相位展開技術,常因雜訊及測量面有自身形貌不連續(physical discontinuities)等因素造成展開錯誤。調控式平行相位還原法,對於克服雜訊有一定的能力,但處理形貌不連續問題時,若未加額外限制,則會造成遮罩錯誤搬移,最後導致發散現象產生。本文藉由加入差值門檻上界的設定,以解決原先在展開過程中,遮罩判斷在不連續交界處的錯誤判斷;另外,利用調控式平行相位還原法的參數調控特性,選取適當的參數配對,適當的調高限制條件,能有效的克服雜訊所造成的不連續問題;針對了圖形邊界及不連續交界處的資料點數過少問題,提出以遮罩平移方式,修正資料點數不足所產生的錯誤判斷。加入上述修正後的調控式平行相位還原法,對形貌不連續且含雜訊之包裹相位的處理能力,有大幅的改善。

By ordinary, inconsistencies formed by noise and physical discontinuities cause phase unwrapping failure. Adaptive parallel phase unwrapping is noise-immune algorithm, but fail to unwrap with wrapped phase with physical discontinuities ,if has not added the extra restriction. In this research, by adding upper boundary of threshold, seems able to cut off the error interchange in the boundary of physical discontinuities.
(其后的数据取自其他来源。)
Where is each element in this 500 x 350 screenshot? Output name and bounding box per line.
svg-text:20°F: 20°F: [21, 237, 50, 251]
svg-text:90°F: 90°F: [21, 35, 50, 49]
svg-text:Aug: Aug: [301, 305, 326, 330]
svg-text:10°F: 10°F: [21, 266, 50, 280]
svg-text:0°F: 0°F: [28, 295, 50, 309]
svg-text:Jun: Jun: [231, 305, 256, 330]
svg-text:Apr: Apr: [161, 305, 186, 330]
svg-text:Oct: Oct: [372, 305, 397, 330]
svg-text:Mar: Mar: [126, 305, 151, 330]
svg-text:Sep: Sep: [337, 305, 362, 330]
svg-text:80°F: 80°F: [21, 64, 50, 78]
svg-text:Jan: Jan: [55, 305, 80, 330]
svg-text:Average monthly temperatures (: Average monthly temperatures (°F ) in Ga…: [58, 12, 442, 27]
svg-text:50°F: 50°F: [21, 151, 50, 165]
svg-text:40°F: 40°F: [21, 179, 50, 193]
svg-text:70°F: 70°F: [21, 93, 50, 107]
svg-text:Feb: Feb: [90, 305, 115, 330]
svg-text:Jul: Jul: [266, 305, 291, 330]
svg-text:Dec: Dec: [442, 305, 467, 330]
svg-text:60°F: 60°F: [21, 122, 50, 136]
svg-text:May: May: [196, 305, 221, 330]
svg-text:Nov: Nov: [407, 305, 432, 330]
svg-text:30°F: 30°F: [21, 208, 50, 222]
Moreover, this work proposed to circumvent the problem of phase inconsistency, by adjusting the parameters partially and conception of operation mask shifting.To use the foregoing conception makes adaptive parallel phase unwrapping fast, robust and noise-immune.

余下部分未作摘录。